UStG § 1 Abs. 1 Nr. 1 S. 1
UStG § 4 Nr. 12 S. 1 Buchst. a
UStG § 15 Abs. 2 Nr. 1
Diese Entscheidung enthält keinen zur Veröffentlichung bestimmten Leitsatz.
Finanzgericht Baden-Württemberg

14 K 396/04

Tatbestand:

Streitig ist die Zuordnung eines Neubaus zum umsatzsteuerlichen Unternehmensvermögen und in Verbindung damit der Umfang des Vorsteuerabzuges aus den entstandenen Bauaufwendungen.

Die Klägerin, die bisher nicht unternehmerisch tätig war, ist Alleineigentümerin des Grundstücks, auf dem sie im Jahr 2000 ein Einfamilienhaus mit Büroräumen im Hanggeschoss errichtete. Der Bauantrag war bei der Gemeinde am 21. Mai 1999 eingegangen. Mit den Baumaßnahmen wurde im Juni 2000 begonnen. Die Wohnräume im Erdgeschoss und Dachgeschoss wurden am 14.11.2000 bezogen, mehrere Räume im Untergeschoss mit einer Gesamtfläche von 49,704 qm = 19,40 v.H. der Gesamtfläche am 01.07.2001 an das Architekturbüro X vermietet.

Im Zusammenhang mit der Einkommensteuererklärung 2000 wie auch mit dem Antrag auf Eigenheimzulage ab 2000, die beide im April 2002 beim Finanzamt eingingen, führte die Klägerin aus, sie nutze die Wohnräume in dem Gebäude (200 qm) seit 01. November 2000 gemeinsam mit ihrer Familie zu eigenen Wohnzwecken. Die Büroräume (60 qm = 23,1%) würden ab 01. Juli 2001 an das Architekturbüro X ihres Ehemannes zur Nutzung durch diesen vermietet.

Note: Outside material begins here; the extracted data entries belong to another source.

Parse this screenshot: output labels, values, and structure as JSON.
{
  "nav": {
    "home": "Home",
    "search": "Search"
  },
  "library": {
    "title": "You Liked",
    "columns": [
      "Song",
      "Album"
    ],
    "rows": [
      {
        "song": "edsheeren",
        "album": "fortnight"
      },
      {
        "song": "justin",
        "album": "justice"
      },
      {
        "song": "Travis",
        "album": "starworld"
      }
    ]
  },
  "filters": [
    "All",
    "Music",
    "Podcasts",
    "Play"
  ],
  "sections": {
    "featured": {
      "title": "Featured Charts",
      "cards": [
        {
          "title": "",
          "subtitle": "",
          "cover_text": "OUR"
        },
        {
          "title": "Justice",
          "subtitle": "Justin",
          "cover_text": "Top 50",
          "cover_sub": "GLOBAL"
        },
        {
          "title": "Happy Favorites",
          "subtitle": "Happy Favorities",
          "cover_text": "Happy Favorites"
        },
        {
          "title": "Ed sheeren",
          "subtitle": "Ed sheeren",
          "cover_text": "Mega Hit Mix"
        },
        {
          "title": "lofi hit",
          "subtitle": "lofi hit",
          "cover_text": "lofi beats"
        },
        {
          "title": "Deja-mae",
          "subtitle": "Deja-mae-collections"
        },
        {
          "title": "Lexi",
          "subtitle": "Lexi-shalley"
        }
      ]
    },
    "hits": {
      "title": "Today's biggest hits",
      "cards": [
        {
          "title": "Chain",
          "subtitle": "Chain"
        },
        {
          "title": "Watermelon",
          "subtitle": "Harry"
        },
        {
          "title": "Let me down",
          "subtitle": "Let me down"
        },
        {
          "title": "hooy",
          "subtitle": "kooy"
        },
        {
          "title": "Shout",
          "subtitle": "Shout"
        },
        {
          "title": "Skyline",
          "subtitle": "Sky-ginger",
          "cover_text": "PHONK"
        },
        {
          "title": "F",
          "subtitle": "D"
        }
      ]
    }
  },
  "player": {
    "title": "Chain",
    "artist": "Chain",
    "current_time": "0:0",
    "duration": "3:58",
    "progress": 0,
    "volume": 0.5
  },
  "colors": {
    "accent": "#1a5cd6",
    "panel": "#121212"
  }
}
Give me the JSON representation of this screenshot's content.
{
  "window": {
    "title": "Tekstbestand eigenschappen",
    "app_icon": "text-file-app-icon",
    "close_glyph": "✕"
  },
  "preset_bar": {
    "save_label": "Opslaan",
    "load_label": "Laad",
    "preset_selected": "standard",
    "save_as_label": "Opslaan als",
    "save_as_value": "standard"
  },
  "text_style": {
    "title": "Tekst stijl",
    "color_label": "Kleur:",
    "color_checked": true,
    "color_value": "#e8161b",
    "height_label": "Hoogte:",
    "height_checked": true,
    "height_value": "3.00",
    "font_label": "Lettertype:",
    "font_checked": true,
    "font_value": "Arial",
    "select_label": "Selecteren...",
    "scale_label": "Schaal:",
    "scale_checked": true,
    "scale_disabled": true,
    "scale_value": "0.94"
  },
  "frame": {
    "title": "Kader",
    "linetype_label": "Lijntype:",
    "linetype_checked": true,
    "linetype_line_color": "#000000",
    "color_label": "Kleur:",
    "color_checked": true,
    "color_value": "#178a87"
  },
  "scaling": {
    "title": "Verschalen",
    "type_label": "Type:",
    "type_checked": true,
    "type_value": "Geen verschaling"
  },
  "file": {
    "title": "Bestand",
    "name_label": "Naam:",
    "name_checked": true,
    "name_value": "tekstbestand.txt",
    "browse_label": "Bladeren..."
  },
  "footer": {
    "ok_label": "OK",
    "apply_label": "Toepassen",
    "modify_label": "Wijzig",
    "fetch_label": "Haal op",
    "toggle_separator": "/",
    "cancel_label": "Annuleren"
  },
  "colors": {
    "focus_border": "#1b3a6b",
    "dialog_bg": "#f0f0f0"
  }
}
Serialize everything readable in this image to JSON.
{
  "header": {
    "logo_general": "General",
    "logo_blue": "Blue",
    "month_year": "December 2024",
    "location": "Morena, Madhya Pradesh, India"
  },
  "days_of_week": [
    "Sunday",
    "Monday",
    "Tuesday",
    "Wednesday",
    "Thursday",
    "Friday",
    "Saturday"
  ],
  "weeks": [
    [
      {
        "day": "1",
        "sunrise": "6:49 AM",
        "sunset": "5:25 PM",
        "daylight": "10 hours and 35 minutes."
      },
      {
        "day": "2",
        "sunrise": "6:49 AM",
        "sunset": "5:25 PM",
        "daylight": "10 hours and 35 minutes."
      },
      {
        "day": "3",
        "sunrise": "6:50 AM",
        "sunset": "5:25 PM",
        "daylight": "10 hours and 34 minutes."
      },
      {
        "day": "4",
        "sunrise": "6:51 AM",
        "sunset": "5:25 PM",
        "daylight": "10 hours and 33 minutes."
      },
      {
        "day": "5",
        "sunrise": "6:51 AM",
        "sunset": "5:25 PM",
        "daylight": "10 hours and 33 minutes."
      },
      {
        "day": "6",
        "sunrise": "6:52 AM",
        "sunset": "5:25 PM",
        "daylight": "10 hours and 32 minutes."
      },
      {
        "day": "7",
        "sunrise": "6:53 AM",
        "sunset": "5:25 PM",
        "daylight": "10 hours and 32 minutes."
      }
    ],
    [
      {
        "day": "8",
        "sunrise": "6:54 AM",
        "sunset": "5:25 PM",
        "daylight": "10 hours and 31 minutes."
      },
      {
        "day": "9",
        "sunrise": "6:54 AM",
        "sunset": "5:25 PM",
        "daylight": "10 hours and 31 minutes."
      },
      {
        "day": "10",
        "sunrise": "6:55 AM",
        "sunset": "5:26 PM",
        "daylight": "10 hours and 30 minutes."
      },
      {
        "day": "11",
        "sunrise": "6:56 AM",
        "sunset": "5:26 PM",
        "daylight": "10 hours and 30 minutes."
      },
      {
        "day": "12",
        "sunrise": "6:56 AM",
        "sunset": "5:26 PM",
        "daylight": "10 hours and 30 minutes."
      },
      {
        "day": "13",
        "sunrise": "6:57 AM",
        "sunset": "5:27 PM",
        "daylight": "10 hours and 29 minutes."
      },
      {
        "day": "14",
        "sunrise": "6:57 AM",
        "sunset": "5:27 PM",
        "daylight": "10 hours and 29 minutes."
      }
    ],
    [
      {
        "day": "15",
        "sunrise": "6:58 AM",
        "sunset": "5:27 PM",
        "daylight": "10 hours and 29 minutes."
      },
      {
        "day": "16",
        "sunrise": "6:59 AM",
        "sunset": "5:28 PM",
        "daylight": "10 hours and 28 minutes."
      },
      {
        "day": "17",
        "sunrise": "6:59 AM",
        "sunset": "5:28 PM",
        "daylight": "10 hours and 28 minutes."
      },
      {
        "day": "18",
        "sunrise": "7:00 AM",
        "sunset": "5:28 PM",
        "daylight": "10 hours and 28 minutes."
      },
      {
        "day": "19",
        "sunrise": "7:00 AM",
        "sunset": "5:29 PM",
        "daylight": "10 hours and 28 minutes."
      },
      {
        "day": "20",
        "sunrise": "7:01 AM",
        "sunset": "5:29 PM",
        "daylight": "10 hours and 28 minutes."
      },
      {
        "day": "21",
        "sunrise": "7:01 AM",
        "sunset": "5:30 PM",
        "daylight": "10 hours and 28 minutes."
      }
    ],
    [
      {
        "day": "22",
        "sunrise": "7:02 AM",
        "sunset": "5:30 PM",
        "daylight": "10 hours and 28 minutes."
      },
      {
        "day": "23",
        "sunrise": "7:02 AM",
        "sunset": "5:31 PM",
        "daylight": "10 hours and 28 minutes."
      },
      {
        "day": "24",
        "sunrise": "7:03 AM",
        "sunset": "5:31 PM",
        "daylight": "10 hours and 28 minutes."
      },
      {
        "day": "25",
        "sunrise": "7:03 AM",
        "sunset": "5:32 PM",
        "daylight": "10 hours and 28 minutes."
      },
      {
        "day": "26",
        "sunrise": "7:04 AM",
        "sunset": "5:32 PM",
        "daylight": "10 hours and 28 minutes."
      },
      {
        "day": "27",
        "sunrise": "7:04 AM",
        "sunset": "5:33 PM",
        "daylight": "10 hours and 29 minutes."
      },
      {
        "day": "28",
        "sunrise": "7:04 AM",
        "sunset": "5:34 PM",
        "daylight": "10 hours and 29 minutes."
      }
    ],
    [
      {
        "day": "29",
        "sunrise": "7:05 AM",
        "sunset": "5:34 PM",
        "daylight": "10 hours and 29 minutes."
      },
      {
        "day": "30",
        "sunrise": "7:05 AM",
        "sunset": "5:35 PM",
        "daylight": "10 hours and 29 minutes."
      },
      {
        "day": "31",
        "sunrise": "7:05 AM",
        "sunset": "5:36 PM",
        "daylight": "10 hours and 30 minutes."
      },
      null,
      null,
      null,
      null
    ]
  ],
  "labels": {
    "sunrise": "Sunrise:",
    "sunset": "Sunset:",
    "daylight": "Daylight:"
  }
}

Bei den Einkünften aus Vermietung und Verpachtung 2000 wurden lediglich die - anteilig auf die Büroräume entfallenden - Schuldzinsen als Werbungskosten geltend gemacht. Anteilige Vorsteuern aus den Herstellungskosten des Gebäudes oder Absetzung für Abnutzung wurden dagegen nicht geltend gemacht. Ebenso wenig wurde eine Umsatzsteuererklärung für 2000 eingereicht.

Die antragsgemäß festgesetzte Einkommensteuer für 2000 sowie die Eigenheimzulage 2000 sind bestandskräftig geworden.

In der Einkommensteuererklärung für 2001 (eingegangen am 04. Februar 2003) erklärte die Klägerin für sechs Monate Mieteinnahmen aus der Vermietung der Büroräume und einer Garage zuzüglich 16% Umsatzsteuer und Betriebskostenvorauszahlungen. Als Werbungskosten machte sie - anteilige - Schuldzinsen, Absetzung für Abnutzung aus den Brutto-Herstellungskosten des Gebäudes sowie Betriebskosten geltend. Gleichzeitig gab die Klägerin eine Umsatzsteuererklärung für 2001 ab, in der sie Mieteinnahmen für die Büroräume und eine Garage als steuerpflichtige und die Betriebskosten-Vorauszahlungen als steuerfreie Umsätze behandelte. Außerdem machte sie Vorsteuern aus den angefallenen Betriebskosten geltend.

Die Einkommensteuer 2001 wurde antragsgemäß bestandskräftig festgesetzt. Hinsichtlich der Umsatzsteuer 2001 erging aufgrund der Erklärung der Klägerin am 07. April 2003 eine Abrechnung, die einer Steuerfestsetzung unter dem Vorbehalt der Nachprüfung gemäß § 164 Abs. 1 Abgabenordnung (AO) gleichsteht (§ 18 Umsatzsteuergesetz -UStG-).

In der am 23. März 2004 eingereichten Einkommensteuererklärung für 2002 erklärte die Klägerin wiederum Mieteinnahmen für die Büroräume und eine Garage zuzügl. 16% Umsatzsteuer und Betriebskostenvorauszahlungen. Davon zog sie - anteilige (gegenüber den Vorjahren auf 20% korrigierte) - Schuldzinsen und Absetzung für Abnutzung aus den Bruttoherstellungskosten des Gebäudes sowie Betriebskosten ab. Die Einkommensteuerfestsetzung 2002 für die Klägerin und ihren Ehemann vom 26. April 2004 auf 0 EUR ist bestandskräftig geworden.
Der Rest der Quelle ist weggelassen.